The erroneous logs offer solid indications on the type of invalid database questions, documents and queries hitting your WordPress establishment. The Error Log Monitor sends the mistake logins via email and shows them as a gadget inside your WordPress dashboard.

To empower lapse signing in your WordPress website, add the accompanying code to your wp-config.php record and recollect to supplant/way/to/error.log with the real way of your log document. The error.log document ought to be set in an organizer not available from the program (reference).

define(‘WP_DEBUG’, true);

if (WP_DEBUG) {

 define(‘WP_DEBUG_DISPLAY’, false);

 @ini_set(‘log_errors’, ‘On’);

 @ini_set(‘display_errors’, ‘Off’);

 @ini_set(‘error_log’, ‘/path/to/error.log’);


#8. Protect the Admin Dashboard with a password

Protect the wp-admin folder of your WordPress website with a password since these files are not to be accessed by the general public visiting your website.  When ensured, even approved clients have to enter two passwords to sign into their WordPress Admin dashboard.

#9. Track login movement on your WordPress server

Utilize the “last – i” summon in Linux to get a posting of all clients who have signed into your WordPress server alongside their IP addresses. In the event that you locate an obscure IP address, immediately change the password.

If you want to keep a tab on the user activity for a longer time period gathered by IP locations, this command will help you:

last -if /var/log/wtmp.1 | grep USERNAME | awk ‘{print $3}’ | sort | uniq -c

 Use the following WordPress security plugins to protect your website from security attacks and breaches:

Exploit Scanner – It will rapidly examine all your WordPress documents and blog entries and highlight the ones that may have questionable code.
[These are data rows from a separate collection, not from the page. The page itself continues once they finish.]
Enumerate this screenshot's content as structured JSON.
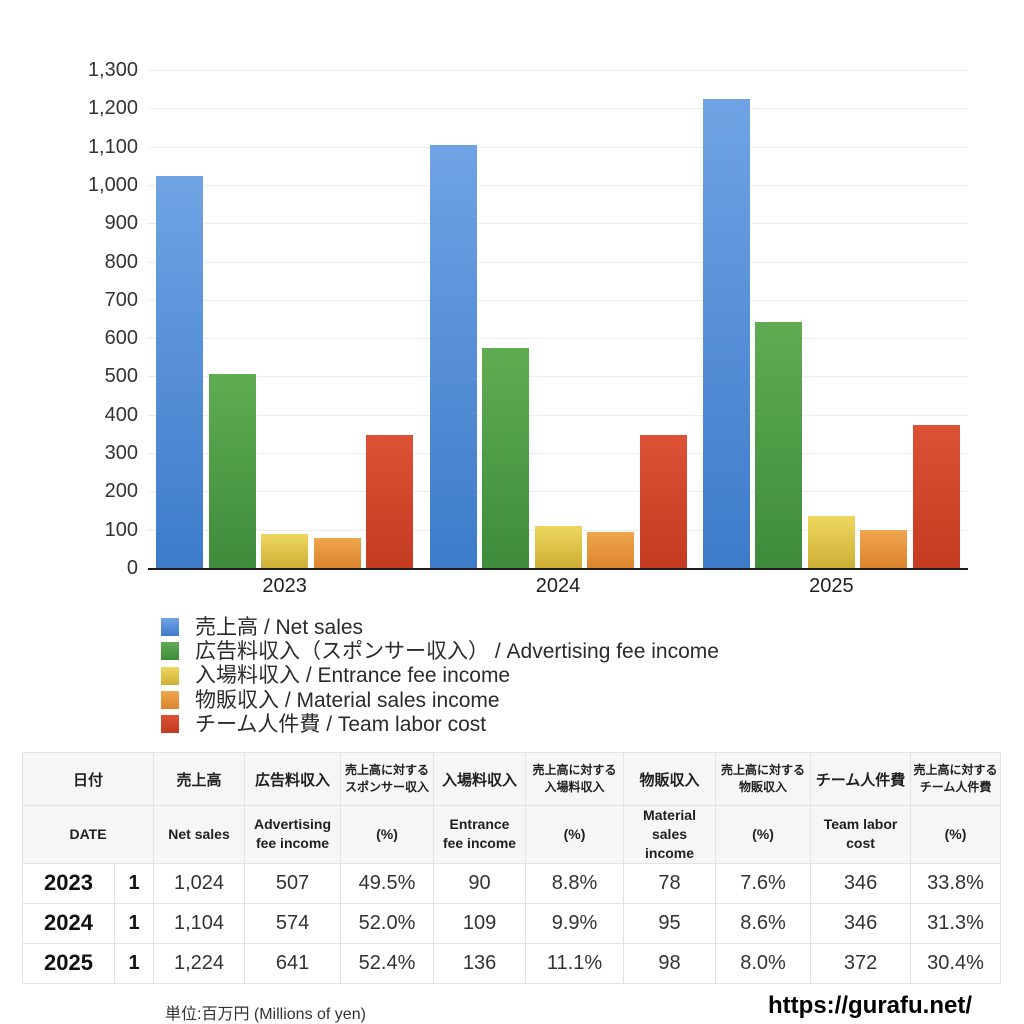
{
  "chart_data": {
    "type": "bar",
    "categories": [
      "2023",
      "2024",
      "2025"
    ],
    "series": [
      {
        "name": "売上高 / Net sales",
        "values": [
          1024,
          1104,
          1224
        ],
        "color_top": "#6FA3E4",
        "color_bottom": "#3D7BC9"
      },
      {
        "name": "広告料収入（スポンサー収入） / Advertising fee income",
        "values": [
          507,
          574,
          641
        ],
        "color_top": "#5FAC52",
        "color_bottom": "#3E8B3B"
      },
      {
        "name": "入場料収入 / Entrance fee income",
        "values": [
          90,
          109,
          136
        ],
        "color_top": "#EFD75F",
        "color_bottom": "#CDAF35"
      },
      {
        "name": "物販収入 / Material sales income",
        "values": [
          78,
          95,
          98
        ],
        "color_top": "#EFA64E",
        "color_bottom": "#DC842E"
      },
      {
        "name": "チーム人件費 / Team labor cost",
        "values": [
          346,
          346,
          372
        ],
        "color_top": "#DD5136",
        "color_bottom": "#C33B21"
      }
    ],
    "title": "",
    "xlabel": "",
    "ylabel": "",
    "ylim": [
      0,
      1300
    ],
    "ytick_step": 100,
    "grid": true,
    "legend_position": "bottom-left"
  },
  "table": {
    "header_jp": [
      "日付",
      "売上高",
      "広告料収入",
      "売上高に対する\nスポンサー収入",
      "入場料収入",
      "売上高に対する\n入場料収入",
      "物販収入",
      "売上高に対する\n物販収入",
      "チーム人件費",
      "売上高に対する\nチーム人件費"
    ],
    "header_en": [
      "DATE",
      "Net sales",
      "Advertising\nfee income",
      "(%)",
      "Entrance\nfee income",
      "(%)",
      "Material\nsales\nincome",
      "(%)",
      "Team labor\ncost",
      "(%)"
    ],
    "small_jp_columns": [
      3,
      5,
      7,
      9
    ],
    "rows": [
      {
        "year": "2023",
        "month": "1",
        "values": [
          "1,024",
          "507",
          "49.5%",
          "90",
          "8.8%",
          "78",
          "7.6%",
          "346",
          "33.8%"
        ]
      },
      {
        "year": "2024",
        "month": "1",
        "values": [
          "1,104",
          "574",
          "52.0%",
          "109",
          "9.9%",
          "95",
          "8.6%",
          "346",
          "31.3%"
        ]
      },
      {
        "year": "2025",
        "month": "1",
        "values": [
          "1,224",
          "641",
          "52.4%",
          "136",
          "11.1%",
          "98",
          "8.0%",
          "372",
          "30.4%"
        ]
      }
    ]
  },
  "footer": {
    "unit_note": "単位:百万円 (Millions of yen)",
    "site_url": "https://gurafu.net/"
  }
}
Spam connections buried in your WordPress blog entries utilizing CSS or IFRAMES are recognized by this plugin.

WordFence Security – This is one security plugin that you ought to have. It will contrast your WordPress center documents and the first records in the vault so any alterations are in a flash distinguished. Likewise, the plugin will bolt out clients after a certain number of unsuccessful login endeavors.

WordPress Sentinel – This plugin alarms in case when any document in the watched section is edited, erased or added.

WP Notifier – For all those who don’t frequently visit their WordPress dashboard, this plugin notifies over email the theme and plugin updates.

VIP Scanner – Equivalent to a scanner, this plugin scans all your WordPress themes for malicious or attack prone code infused into your WordPress website.

Maintaining the security of your WordPress account is a time consuming process, hence we, Acutweb, India’s top WordPress maintenance company will handle this for you. Using a blend of WordPress security plugins we ensure that your website is protected from the malicious cyber-attacks.